Jackie Blaine crept down the stairs a step at a time toward where Gil was shakily pouring himself a drink. Her face was white, as white as his had been that noon when they first got up. But not because of what she had just heard. Still because of its implication.
“Who was it?” she said hoarsely.
“Verona’s stooge. Still that same lousy personal loan he once made me.”
“How much is it?”
“Six hundred odd.”
She knew all these things; she wanted to hear it from him. She spoke in a frightened whisper: “Then why didn’t you give it to him? You have twenty-five hundred on you.”
He went ahead with his drink.
“Why? Gil, look at me. Why?”
He wouldn’t answer.
She reeled over to him, like someone about to pass out; her head fell against his chest. “D’you love me?”
“That’s the one thing in my life that’s on the level.”
“Then you’ve got to tell me. I’ve got to know. Did you do anything to him last night?”
She buried her face against him, waiting. Silence.
“I can take it. I’ll stick with you. I’ll string along. But I’ve got to know, one way or the other.” She looked up. She began to shake him despairingly by the shoulders. “Gil, why don’t you answer me? Don’t stand there—That’s why you didn’t pay Verona’s debt, isn’t it? Because you’re afraid to have it known now that you have money on you—after he was here.”

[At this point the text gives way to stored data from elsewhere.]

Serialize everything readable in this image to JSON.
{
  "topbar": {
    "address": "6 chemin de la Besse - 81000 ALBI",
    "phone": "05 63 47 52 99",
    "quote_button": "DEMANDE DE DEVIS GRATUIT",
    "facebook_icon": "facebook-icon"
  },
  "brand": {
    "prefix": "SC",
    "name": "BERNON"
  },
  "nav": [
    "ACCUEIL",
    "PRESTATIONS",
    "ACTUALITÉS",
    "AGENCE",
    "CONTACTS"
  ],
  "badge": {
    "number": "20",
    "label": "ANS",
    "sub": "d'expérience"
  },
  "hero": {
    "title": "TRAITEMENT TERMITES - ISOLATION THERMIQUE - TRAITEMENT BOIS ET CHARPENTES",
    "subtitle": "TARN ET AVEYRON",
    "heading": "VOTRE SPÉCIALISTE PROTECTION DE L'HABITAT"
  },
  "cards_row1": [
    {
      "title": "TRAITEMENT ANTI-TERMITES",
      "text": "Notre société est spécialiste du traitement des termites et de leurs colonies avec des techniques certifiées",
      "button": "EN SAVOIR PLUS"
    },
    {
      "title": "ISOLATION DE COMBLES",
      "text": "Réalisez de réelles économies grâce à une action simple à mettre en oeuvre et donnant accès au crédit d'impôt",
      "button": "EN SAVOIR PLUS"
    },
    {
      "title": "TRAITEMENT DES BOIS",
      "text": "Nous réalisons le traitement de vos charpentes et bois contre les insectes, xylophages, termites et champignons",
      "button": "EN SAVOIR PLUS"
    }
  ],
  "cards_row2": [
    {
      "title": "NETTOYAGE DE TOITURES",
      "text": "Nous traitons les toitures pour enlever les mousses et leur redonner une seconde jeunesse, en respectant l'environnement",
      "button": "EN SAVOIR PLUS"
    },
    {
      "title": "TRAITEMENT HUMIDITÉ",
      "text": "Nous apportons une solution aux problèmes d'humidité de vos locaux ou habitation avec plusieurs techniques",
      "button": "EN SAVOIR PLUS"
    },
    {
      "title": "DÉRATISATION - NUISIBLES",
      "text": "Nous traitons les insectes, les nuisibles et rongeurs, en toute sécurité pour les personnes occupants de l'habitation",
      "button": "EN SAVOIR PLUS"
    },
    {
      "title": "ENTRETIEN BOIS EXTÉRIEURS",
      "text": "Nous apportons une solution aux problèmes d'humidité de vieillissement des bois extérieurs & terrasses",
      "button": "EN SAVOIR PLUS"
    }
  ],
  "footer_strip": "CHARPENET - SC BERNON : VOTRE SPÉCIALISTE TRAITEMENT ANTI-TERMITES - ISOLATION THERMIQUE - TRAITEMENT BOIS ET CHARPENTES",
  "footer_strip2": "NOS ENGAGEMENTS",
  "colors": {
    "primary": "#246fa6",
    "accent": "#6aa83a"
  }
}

“Yes, I am afraid,” he breathed almost inaudibly.
“Then you—” She sagged against him; he had to catch her under the arms or she would have gone down.
“No, wait. Pull yourself together a minute. Here, swallow this. Now . . . steady, hold onto the table. Yes, I did do something. I know what you’re thinking. No, not that. It’s bad enough, though. I’m worried. Stick with me, Jackie. I don’t want to get in trouble. I met him coming out of the house Saturday, wanting to cash that pin-money check, and I drove him in, like I told you. The bank was closed for the half day, of course, and I suggested getting it cashed at the hotel. I told him they knew me and I could get it done easier than he could, so I took it in for him and he waited outside in the car.